Abbott to end federal pandemic-related unemployment benefits for Texans

Governor Greg Abbott has informed the U.S. Department of Labor that Texas will opt out of further federal unemployment compensation related to the COVID-19 pandemic. This includes the $300 weekly unemployment supplement from the Federal Pandemic Unemployment Compensation program.

Texans will not be able to receive the $300 weekly unemployment supplement after June 26, 2021. 

"The Texas economy is booming and employers are hiring in communities throughout the state," said Governor Greg Abbott. "According to the Texas Workforce Commission, the number of job openings in Texas is almost identical to the number of Texans who are receiving unemployment benefits. That assessment does not include the voluminous jobs that typically are not listed, like construction and restaurant jobs. In fact, there are nearly 60 percent more jobs open (and listed) in Texas today than there was in February 2020, the month before the Pandemic hit Texas."

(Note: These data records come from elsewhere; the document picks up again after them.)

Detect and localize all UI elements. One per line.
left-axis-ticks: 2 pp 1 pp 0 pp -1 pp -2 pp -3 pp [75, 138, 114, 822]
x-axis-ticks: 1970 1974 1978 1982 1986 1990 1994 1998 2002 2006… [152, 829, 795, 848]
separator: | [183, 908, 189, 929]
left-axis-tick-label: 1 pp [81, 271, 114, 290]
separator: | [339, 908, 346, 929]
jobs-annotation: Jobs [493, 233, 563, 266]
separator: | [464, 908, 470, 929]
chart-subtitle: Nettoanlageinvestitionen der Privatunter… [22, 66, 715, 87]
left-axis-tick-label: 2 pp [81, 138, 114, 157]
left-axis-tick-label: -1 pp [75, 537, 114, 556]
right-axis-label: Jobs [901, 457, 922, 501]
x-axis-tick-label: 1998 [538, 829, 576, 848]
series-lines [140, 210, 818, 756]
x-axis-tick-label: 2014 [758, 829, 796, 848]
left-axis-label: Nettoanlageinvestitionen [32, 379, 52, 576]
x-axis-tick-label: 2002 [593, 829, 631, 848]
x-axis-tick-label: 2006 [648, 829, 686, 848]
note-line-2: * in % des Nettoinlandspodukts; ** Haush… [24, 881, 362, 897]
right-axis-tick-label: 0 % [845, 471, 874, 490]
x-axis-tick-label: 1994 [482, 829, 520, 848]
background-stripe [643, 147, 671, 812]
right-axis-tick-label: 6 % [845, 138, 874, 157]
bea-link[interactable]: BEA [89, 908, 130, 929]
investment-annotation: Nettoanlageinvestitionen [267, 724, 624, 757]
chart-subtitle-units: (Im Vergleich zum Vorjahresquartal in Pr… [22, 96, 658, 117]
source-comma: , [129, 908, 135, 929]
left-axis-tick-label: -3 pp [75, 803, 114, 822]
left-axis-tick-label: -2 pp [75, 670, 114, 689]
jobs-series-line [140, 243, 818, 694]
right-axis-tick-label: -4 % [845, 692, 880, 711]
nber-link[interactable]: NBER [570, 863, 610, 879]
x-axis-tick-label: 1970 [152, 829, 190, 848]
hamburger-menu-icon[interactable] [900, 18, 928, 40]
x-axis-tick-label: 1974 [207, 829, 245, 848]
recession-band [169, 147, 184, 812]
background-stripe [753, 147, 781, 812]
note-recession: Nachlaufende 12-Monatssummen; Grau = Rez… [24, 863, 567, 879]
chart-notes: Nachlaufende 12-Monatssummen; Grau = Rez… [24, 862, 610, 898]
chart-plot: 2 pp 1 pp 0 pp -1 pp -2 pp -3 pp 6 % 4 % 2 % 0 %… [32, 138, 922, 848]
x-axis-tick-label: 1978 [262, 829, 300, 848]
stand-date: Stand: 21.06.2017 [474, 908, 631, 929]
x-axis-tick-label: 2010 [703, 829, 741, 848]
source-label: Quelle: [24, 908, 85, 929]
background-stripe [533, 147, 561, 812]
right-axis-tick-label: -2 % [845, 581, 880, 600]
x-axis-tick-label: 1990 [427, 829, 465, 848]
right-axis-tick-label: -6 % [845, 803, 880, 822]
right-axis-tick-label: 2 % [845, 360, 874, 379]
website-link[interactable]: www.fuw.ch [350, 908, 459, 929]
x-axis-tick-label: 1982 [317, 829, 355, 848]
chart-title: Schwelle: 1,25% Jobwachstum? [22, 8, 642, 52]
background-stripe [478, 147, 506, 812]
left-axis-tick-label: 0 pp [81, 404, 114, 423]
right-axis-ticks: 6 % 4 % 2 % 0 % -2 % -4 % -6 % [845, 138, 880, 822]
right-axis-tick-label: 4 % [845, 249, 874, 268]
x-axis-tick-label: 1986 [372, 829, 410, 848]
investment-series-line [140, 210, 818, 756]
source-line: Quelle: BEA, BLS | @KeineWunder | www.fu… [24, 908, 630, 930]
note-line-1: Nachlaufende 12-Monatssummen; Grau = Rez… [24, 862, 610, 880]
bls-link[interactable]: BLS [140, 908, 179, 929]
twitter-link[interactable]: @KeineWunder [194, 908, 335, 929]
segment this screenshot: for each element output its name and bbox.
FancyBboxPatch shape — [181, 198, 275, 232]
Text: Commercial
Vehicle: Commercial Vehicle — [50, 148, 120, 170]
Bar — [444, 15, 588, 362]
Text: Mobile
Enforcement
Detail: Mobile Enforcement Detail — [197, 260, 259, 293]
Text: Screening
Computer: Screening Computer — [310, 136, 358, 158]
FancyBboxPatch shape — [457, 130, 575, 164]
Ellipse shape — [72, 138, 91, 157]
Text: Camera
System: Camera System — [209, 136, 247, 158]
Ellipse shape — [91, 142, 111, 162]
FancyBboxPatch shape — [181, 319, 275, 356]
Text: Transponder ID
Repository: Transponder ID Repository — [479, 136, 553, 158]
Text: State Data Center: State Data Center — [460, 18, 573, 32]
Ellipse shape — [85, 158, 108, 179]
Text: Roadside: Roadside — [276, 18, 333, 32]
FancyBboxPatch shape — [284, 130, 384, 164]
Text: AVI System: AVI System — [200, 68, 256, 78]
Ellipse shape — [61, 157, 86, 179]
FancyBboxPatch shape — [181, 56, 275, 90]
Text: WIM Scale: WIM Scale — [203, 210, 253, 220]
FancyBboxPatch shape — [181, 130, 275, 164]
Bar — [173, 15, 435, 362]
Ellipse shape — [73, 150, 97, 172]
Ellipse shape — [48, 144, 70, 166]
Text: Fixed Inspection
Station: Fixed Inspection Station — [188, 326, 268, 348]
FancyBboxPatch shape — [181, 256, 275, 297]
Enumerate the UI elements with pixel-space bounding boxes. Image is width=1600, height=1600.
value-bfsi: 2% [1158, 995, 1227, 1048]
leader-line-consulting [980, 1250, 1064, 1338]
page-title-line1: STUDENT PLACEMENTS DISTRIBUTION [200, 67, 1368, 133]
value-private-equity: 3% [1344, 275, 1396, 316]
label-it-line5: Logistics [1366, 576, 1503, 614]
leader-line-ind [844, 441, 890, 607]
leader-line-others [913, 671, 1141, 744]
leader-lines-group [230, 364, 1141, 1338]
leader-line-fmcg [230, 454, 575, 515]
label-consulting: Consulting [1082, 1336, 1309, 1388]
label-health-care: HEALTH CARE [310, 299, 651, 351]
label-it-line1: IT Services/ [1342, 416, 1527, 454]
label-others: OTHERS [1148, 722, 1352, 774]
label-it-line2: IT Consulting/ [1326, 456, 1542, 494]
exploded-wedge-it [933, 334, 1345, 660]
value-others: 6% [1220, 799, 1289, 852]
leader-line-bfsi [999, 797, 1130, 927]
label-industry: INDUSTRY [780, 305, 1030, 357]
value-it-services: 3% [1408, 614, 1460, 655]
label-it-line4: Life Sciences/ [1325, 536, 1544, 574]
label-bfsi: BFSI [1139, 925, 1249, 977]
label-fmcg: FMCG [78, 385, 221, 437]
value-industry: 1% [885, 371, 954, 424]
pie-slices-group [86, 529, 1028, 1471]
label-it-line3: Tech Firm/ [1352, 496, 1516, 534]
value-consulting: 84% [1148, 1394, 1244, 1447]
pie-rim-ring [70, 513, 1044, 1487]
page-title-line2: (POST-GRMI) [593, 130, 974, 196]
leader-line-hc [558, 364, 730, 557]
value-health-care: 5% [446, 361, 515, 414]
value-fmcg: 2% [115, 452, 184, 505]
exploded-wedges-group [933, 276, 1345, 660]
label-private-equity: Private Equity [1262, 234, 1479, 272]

The Texas Association of Business (TAB) lauded Governor Abbott’s announcement that Texas will end its participation in the supplemental federal unemployment insurance payment which stacks on top of standard unemployment insurance. A recent survey conducted by the Texas Association of Business found that the $300 additional weekly federal stimulus payment was a major barrier to hiring, and 80% of respondents believe it should be eliminated. 

"Today’s announcement is a boon for businesses who are struggling to get back on their feet in the wake of the COVID-19 pandemic," said TAB CEO, Glenn Hamer. "By eliminating the federal supplement, employers will be able to fill their job openings and unleash the full might of the Texas economy. Under Governor Abbott’s leadership, the Lone Star State will remain the jobs engine of America and continue its dominance as the best state for business." 

On May 13, TAB, along with more than 50 business associations and chambers of commerce, sent a letter to Governor Abbott and the Chairman of the Texas Workforce Commission, Bryan Daniel, asking them to consider ending Texas’s participation in this program.


A help wanted sign is displayed in the window of a Brooklyn business on Oct. 5, 2018 in New York, United States. (Photo by Spencer Platt/Getty Images)

A help wanted sign is displayed in the window of a Brooklyn business on Oct. 5, 2018 in New York, United States. (Photo by Spencer Platt/Getty Images)


According to the Texas Workforce Commission (TWC), nearly 45 percent of posted jobs offer wages greater than $15.50 per hour. Approximately 76 percent pay more than $11.50 per hour. 

Only 2 percent of posted jobs pay around the minimum wage.

Federal law requires the effective date of this change to be at least 30 days after notification is provided to the Secretary of Labor. As a result, the effective date will be June 26, 2021.